Mr. Speaker, I congratulate the member for British Columbia Southern Interior. I am one of those who was here last night and heard the first part of his speech, and I made sure that I was here this morning to hear the conclusion. I certainly found it very stimulating and informative.
I know that he comes from the southern interior of British Columbia, a very environmentally pristine part of Canada with the Kootenays and the beautiful mountains and rivers. I know that it is a very environmentally conscious area.
One of the issues that I suspect is not in this bill because it is a bigger issue, and this is more of a housekeeping type of bill, and one of the things that troubles me, is about the Environmental Protection Act and the way it is applied with respect to the oil sands, for example.

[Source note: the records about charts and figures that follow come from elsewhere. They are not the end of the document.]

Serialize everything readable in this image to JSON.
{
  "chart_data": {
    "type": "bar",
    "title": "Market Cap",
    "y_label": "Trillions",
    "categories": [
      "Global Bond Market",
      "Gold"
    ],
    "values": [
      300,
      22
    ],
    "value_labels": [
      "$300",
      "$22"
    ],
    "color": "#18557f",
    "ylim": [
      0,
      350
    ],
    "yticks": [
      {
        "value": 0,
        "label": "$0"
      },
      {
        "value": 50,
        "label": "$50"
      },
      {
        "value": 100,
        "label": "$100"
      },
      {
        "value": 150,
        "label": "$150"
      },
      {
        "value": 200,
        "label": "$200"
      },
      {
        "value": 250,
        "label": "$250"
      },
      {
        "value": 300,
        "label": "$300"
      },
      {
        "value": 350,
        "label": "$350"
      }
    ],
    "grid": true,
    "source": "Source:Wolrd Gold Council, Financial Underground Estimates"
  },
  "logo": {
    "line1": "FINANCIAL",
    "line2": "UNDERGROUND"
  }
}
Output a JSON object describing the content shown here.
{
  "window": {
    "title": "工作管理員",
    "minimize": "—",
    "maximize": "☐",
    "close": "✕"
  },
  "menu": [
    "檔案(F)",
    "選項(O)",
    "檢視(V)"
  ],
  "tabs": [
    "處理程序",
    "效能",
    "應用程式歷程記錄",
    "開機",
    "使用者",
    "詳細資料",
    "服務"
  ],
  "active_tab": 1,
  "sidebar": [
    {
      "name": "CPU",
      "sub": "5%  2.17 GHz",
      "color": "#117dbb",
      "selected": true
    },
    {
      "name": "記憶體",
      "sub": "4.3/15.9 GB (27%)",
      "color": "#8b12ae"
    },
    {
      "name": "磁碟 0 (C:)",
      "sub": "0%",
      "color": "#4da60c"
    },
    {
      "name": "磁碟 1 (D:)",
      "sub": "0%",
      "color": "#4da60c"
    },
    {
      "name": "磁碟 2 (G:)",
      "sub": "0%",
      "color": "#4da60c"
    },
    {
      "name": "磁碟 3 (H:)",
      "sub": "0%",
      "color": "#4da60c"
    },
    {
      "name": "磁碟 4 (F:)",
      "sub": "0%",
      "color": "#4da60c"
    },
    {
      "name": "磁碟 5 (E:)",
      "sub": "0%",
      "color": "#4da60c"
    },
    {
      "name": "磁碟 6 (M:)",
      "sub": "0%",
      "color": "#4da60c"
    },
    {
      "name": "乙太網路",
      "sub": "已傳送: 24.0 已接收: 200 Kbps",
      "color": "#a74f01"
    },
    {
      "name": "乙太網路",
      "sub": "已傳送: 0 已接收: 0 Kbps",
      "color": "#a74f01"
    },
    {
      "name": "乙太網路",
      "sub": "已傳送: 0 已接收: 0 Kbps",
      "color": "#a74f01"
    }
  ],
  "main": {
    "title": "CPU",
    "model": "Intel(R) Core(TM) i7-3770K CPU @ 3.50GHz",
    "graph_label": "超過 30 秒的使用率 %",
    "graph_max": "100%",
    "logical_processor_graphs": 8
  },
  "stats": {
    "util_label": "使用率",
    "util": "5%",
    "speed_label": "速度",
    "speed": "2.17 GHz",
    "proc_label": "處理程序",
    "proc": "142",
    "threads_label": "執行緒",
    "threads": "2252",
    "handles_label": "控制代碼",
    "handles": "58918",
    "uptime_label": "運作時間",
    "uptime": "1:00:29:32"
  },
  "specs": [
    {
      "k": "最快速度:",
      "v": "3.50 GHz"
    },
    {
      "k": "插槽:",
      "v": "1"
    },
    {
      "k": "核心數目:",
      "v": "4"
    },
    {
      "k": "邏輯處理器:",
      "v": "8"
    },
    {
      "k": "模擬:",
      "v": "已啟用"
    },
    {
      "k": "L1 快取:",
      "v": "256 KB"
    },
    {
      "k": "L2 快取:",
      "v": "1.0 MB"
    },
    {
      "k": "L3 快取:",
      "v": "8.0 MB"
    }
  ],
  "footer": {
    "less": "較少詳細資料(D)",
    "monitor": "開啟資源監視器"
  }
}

Under the act and under the mandate of the Canadian Environmental Protection Agency, the agency is meant to look at projects incrementally, but the way I see it, many projects are coming on stream and I am not sure that the agency is actually looking at the cumulative impacts of these particular projects. I am not sure that the agency is actually looking at their impacts on the water resources and the Athabasca River basin, at the cumulative impact of CO2 emissions, which will grow and grow over the next little while, and at the impacts of the use, or the misuse, if I might put it that way, of natural gas to bring up the bitumen that has to be upgraded considerably to feed into the U.S. market.

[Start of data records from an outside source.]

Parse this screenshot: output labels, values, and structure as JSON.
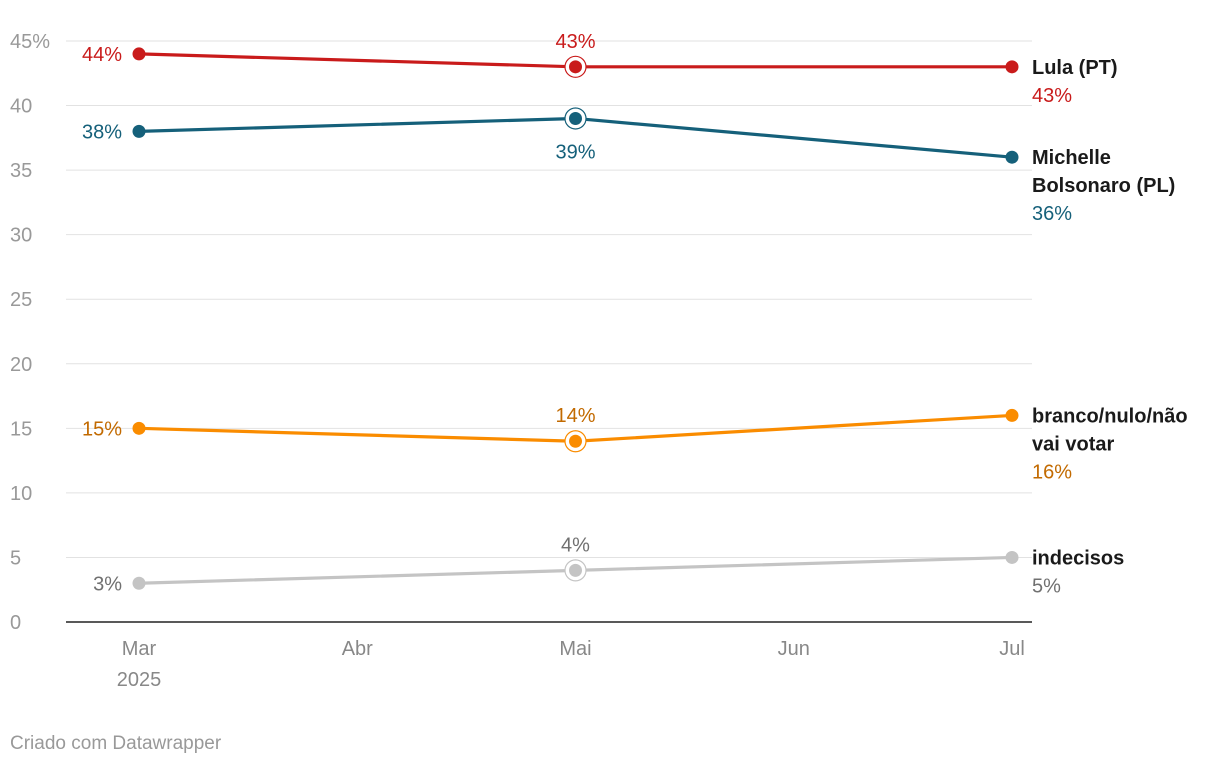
{
  "chart_data": {
    "type": "line",
    "x_months": [
      "Mar",
      "Abr",
      "Mai",
      "Jun",
      "Jul"
    ],
    "x_year_label": "2025",
    "ylim": [
      0,
      45
    ],
    "yticks": [
      {
        "value": 0,
        "label": "0"
      },
      {
        "value": 5,
        "label": "5"
      },
      {
        "value": 10,
        "label": "10"
      },
      {
        "value": 15,
        "label": "15"
      },
      {
        "value": 20,
        "label": "20"
      },
      {
        "value": 25,
        "label": "25"
      },
      {
        "value": 30,
        "label": "30"
      },
      {
        "value": 35,
        "label": "35"
      },
      {
        "value": 40,
        "label": "40"
      },
      {
        "value": 45,
        "label": "45%"
      }
    ],
    "grid": true,
    "series": [
      {
        "name": "Lula (PT)",
        "label_lines": [
          "Lula (PT)"
        ],
        "color": "#c91b1b",
        "label_color": "#c91b1b",
        "points": [
          {
            "x": "Mar",
            "y": 44,
            "label": "44%"
          },
          {
            "x": "Mai",
            "y": 43,
            "label": "43%"
          },
          {
            "x": "Jul",
            "y": 43,
            "label": "43%"
          }
        ]
      },
      {
        "name": "Michelle Bolsonaro (PL)",
        "label_lines": [
          "Michelle",
          "Bolsonaro (PL)"
        ],
        "color": "#15607a",
        "label_color": "#15607a",
        "points": [
          {
            "x": "Mar",
            "y": 38,
            "label": "38%"
          },
          {
            "x": "Mai",
            "y": 39,
            "label": "39%"
          },
          {
            "x": "Jul",
            "y": 36,
            "label": "36%"
          }
        ]
      },
      {
        "name": "branco/nulo/não vai votar",
        "label_lines": [
          "branco/nulo/não",
          "vai votar"
        ],
        "color": "#fa8c00",
        "label_color": "#c26a00",
        "points": [
          {
            "x": "Mar",
            "y": 15,
            "label": "15%"
          },
          {
            "x": "Mai",
            "y": 14,
            "label": "14%"
          },
          {
            "x": "Jul",
            "y": 16,
            "label": "16%"
          }
        ]
      },
      {
        "name": "indecisos",
        "label_lines": [
          "indecisos"
        ],
        "color": "#c4c4c4",
        "label_color": "#707070",
        "points": [
          {
            "x": "Mar",
            "y": 3,
            "label": "3%"
          },
          {
            "x": "Mai",
            "y": 4,
            "label": "4%"
          },
          {
            "x": "Jul",
            "y": 5,
            "label": "5%"
          }
        ]
      }
    ]
  },
  "footer": {
    "credit": "Criado com Datawrapper"
  }
}
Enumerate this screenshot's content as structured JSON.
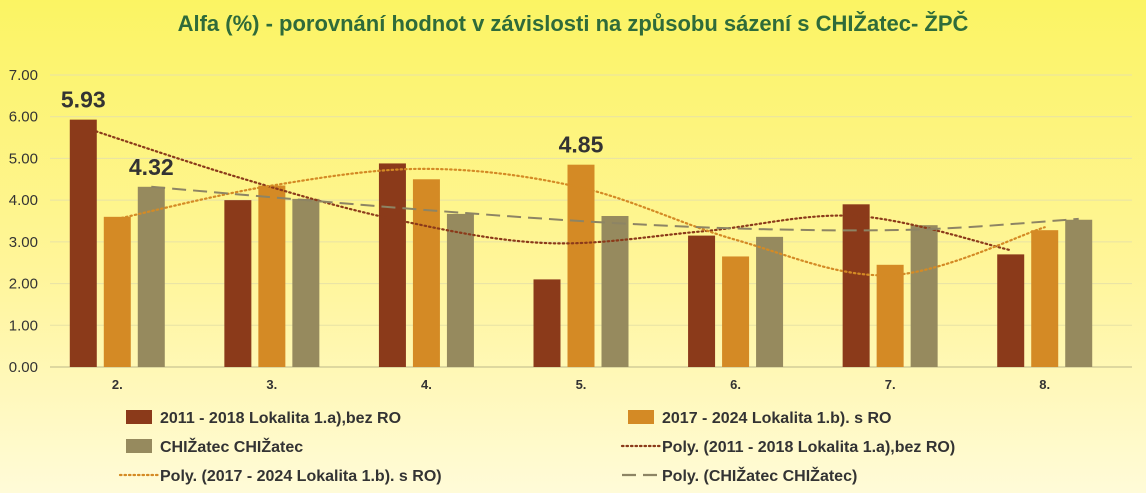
{
  "chart_data": {
    "type": "bar",
    "title": "Alfa (%) - porovnání hodnot v závislosti na způsobu sázení s CHIŽatec- ŽPČ",
    "categories": [
      "2.",
      "3.",
      "4.",
      "5.",
      "6.",
      "7.",
      "8."
    ],
    "ylim": [
      0,
      7
    ],
    "yticks": [
      "0.00",
      "1.00",
      "2.00",
      "3.00",
      "4.00",
      "5.00",
      "6.00",
      "7.00"
    ],
    "grid": true,
    "legend_position": "bottom",
    "series": [
      {
        "name": "2011 - 2018 Lokalita 1.a),bez RO",
        "color": "#8b3a1a",
        "values": [
          5.93,
          4.0,
          4.88,
          2.1,
          3.15,
          3.9,
          2.7
        ]
      },
      {
        "name": "2017 - 2024 Lokalita 1.b). s RO",
        "color": "#d48a25",
        "values": [
          3.6,
          4.35,
          4.5,
          4.85,
          2.65,
          2.45,
          3.28
        ]
      },
      {
        "name": "CHIŽatec CHIŽatec",
        "color": "#968a5e",
        "values": [
          4.32,
          4.03,
          3.67,
          3.62,
          3.12,
          3.4,
          3.53
        ]
      }
    ],
    "trendlines": [
      {
        "name": "Poly. (2011 - 2018 Lokalita 1.a),bez RO)",
        "series": 0,
        "color": "#8b3a1a",
        "style": "dotted",
        "values": [
          5.75,
          4.55,
          3.55,
          2.97,
          3.25,
          3.62,
          2.8
        ]
      },
      {
        "name": "Poly. (2017 - 2024 Lokalita 1.b). s RO)",
        "series": 1,
        "color": "#d48a25",
        "style": "dotted",
        "values": [
          3.55,
          4.35,
          4.75,
          4.3,
          3.05,
          2.2,
          3.35
        ]
      },
      {
        "name": "Poly. (CHIŽatec CHIŽatec)",
        "series": 2,
        "color": "#8d8464",
        "style": "dashed",
        "values": [
          4.32,
          4.0,
          3.7,
          3.45,
          3.3,
          3.3,
          3.55
        ]
      }
    ],
    "data_labels": [
      {
        "series": 0,
        "index": 0,
        "text": "5.93"
      },
      {
        "series": 2,
        "index": 0,
        "text": "4.32"
      },
      {
        "series": 1,
        "index": 3,
        "text": "4.85"
      }
    ]
  }
}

While I understand the need for our U.S. colleagues and neighbours to the south to try to diversify their energy sources, it seems to me they need to understand that there are some environmental issues here, which we need to deal with.
There was an interesting announcement the other day, I thought, with the industry or some agency recommending the need for carbon capture and sequestration. Of course that is what we need to be doing, but it needs to be accelerated. I think there is a role for the federal government, but as for the industry saying that the federal government should bankroll $2 billion to accelerate the development and deployment of carbon sequestration technologies, first of all it is obviously an opening gambit, but I think we should be putting some of these projects on hold until we have solved, at least significantly, the problems of carbon capture and sequestration and also the impact on water resources.
I wonder if the member could comment on that.